BTS offers a comparable asset. The group's fanbase, known as ARMY, numbers in the tens of millions worldwide, and their spending loyalty is well above the consumer norm. According to analysis by Hana Financial Management Research Institute, the average ARMY member spends between 1.6 million and 2 million won (roughly $1,200–$1,500) per year on related merchandise and experiences. Connecting that enthusiasm to a premium hospitality product could meaningfully lift room yields.
**The strategic logic of *arirang***
The more intriguing element of the partnership is its pairing of BTS — a thoroughly contemporary cultural phenomenon — with *arirang*, a folk melody recognised by UNESCO as an Intangible Cultural Heritage of Humanity. *Arirang* is a cornerstone of Korean national identity, but it is largely unfamiliar to younger overseas consumers. If Sono International has designed the experience so that K-pop serves as the entry point and traditional culture as the destination, it is effectively enacting a national branding strategy: converting fans into deeper students of Korean heritage.
South Korea's Ministry of Culture, Sports and Tourism has articulated precisely this ambition in its recently published "Korean Wave 3.0" strategy, which designates "deep culture tourism" — linking popular K-culture to traditional Korean heritage — as a central policy objective. Sono International's venture can be read as a private-sector anticipation of that agenda.
Grounds for caution
Industry observers are divided. Hotel management specialists note that Midtown Manhattan is among the world's most fiercely competitive lodging markets.

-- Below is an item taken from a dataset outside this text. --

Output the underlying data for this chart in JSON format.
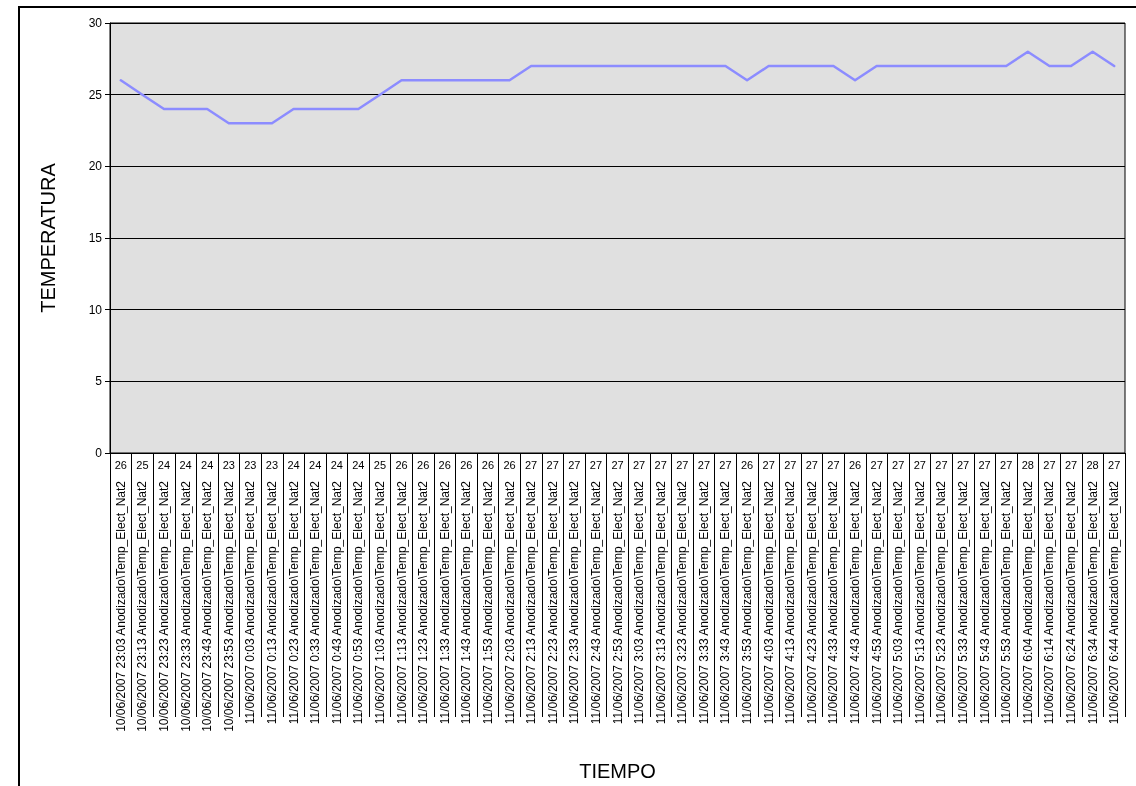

K-culture theming may differentiate the property, but heavy-handed execution risks alienating mainstream guests who have no particular interest in Korean pop music.
Korean Wave marketing researchers counter that New York's symbolic weight justifies the risk. A credible foothold there — where global media and cultural trends converge — could serve as the launchpad for subsequent moves into Los Angeles, London and Paris. Sono International is said to be pursuing broader overseas expansion as a medium-to-long-term priority, with this partnership as the opening move.

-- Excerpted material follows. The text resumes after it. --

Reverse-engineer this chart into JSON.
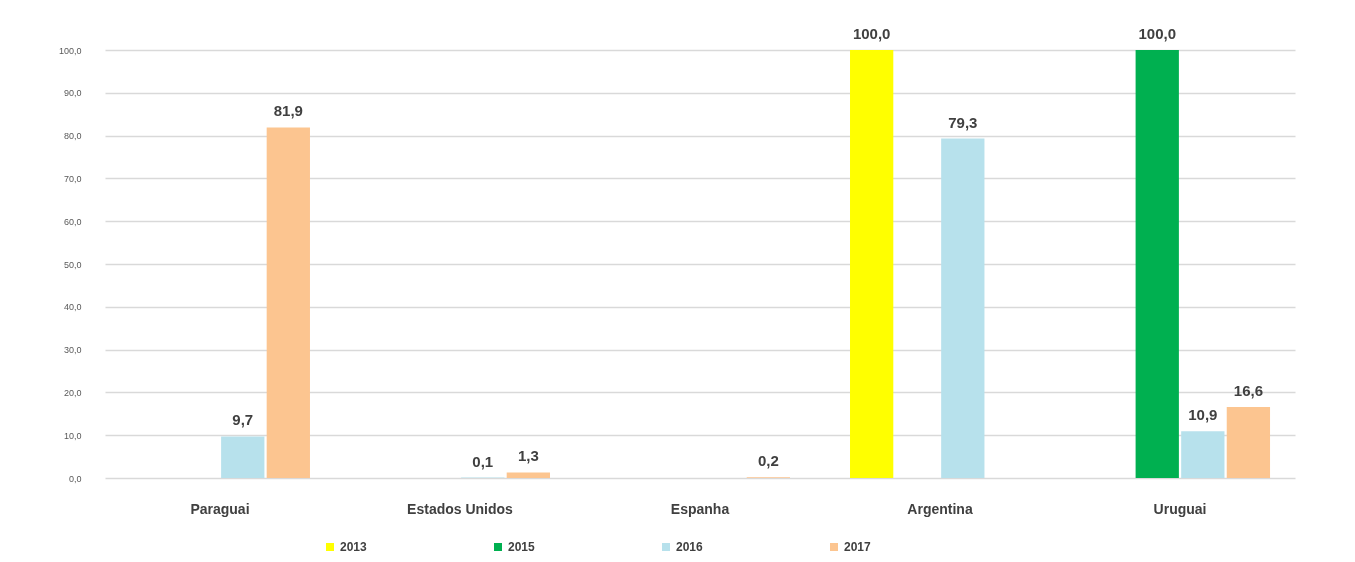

Consumer sentiment, too, is mixed. Some BTS fans are already treating Hotel 33 as a potential pilgrimage destination. Others, more sceptical of the commercial packaging of K-culture, are less enthusiastic. Should the terms of any IP licensing arrangement — including revenue-sharing and the formal scope of permission to use BTS-related material — remain opaque, the risk of a backlash within fan communities cannot be dismissed.
The bigger picture
The partnership illustrates a broader shift in how South Korean hotel companies are approaching international expansion: away from capital-heavy direct investment and towards content-led collaboration with local partners. This asset-light model — exporting a branded experience without owning the underlying property — reduces upfront risk while allowing rapid market validation.

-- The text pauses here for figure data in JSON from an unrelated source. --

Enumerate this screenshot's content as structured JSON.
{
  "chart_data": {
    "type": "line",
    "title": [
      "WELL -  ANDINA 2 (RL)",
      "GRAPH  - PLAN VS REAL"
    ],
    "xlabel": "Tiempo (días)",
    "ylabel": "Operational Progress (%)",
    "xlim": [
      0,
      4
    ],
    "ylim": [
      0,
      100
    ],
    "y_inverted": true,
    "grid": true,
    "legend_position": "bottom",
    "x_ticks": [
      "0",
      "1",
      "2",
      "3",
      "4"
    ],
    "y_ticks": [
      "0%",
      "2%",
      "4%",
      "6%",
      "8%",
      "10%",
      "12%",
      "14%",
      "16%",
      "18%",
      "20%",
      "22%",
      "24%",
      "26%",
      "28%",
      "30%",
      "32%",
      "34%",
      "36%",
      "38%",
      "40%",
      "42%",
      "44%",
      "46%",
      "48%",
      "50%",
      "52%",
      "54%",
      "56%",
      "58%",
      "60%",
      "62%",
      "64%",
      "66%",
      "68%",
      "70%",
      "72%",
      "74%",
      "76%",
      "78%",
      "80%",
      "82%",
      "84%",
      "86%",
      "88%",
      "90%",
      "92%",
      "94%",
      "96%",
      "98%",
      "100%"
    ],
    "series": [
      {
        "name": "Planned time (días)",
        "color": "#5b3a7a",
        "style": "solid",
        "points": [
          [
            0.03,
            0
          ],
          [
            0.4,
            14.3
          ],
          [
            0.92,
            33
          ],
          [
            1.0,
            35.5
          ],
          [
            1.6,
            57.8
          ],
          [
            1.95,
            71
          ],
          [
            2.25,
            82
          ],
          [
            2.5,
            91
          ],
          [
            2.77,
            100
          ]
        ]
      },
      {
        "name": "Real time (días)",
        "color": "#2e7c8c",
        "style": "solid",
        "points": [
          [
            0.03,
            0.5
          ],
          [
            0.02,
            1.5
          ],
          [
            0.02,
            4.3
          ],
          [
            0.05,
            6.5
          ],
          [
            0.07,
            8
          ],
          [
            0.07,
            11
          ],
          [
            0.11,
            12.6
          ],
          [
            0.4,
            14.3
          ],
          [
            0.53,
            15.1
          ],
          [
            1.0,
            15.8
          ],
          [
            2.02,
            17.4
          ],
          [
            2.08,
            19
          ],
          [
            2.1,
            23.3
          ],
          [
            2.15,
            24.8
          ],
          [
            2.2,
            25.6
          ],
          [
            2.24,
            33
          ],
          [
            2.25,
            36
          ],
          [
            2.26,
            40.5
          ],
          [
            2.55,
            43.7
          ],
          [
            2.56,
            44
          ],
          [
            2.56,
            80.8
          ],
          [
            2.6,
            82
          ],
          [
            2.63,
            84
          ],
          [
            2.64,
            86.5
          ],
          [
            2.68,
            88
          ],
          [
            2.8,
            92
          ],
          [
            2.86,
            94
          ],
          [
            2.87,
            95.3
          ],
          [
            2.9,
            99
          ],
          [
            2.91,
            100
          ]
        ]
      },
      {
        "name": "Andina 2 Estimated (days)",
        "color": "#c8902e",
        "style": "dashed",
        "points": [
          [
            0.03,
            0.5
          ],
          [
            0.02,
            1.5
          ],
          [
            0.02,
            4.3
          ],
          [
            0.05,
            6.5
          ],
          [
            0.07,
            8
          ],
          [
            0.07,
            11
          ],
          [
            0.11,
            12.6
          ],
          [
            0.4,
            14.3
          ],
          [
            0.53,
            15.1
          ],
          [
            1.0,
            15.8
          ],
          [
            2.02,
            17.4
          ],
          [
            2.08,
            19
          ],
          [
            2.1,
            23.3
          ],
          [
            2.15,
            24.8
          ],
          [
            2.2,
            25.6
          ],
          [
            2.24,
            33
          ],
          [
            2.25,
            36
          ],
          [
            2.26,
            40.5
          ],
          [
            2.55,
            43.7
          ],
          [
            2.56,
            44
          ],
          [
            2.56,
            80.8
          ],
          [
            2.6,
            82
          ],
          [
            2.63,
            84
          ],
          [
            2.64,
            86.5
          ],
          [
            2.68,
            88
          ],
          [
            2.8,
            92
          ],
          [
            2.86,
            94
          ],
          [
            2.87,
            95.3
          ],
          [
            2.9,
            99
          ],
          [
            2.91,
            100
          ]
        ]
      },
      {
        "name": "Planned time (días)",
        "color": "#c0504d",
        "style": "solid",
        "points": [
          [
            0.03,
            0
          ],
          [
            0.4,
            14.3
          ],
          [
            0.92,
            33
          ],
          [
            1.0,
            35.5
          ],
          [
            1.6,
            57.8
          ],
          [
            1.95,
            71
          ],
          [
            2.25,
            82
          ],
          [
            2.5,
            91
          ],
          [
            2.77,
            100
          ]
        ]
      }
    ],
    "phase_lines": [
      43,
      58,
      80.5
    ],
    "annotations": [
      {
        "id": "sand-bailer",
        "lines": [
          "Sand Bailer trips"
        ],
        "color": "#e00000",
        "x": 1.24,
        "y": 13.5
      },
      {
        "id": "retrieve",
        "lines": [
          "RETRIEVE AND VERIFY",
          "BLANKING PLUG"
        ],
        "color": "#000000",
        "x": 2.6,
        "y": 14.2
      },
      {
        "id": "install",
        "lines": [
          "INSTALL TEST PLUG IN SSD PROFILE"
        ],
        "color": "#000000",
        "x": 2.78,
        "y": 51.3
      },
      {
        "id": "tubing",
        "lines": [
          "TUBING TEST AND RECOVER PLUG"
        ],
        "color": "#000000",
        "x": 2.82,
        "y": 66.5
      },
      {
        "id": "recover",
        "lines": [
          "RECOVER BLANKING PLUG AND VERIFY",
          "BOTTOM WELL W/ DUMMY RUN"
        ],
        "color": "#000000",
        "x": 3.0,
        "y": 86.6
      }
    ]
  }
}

The Korea Culture and Tourism Institute projects that the overseas hospitality market linked to K-culture content will grow at an average annual rate of more than 12% through to 2030. If Sono International's New York experiment succeeds, it will offer a replicable blueprint for the wider South Korean hotel and resort industry. The question is whether the soft power that K-culture has accumulated over two decades can now be converted into durable commercial infrastructure abroad. The answer may lie behind the doors of a boutique hotel on a Midtown Manhattan side street.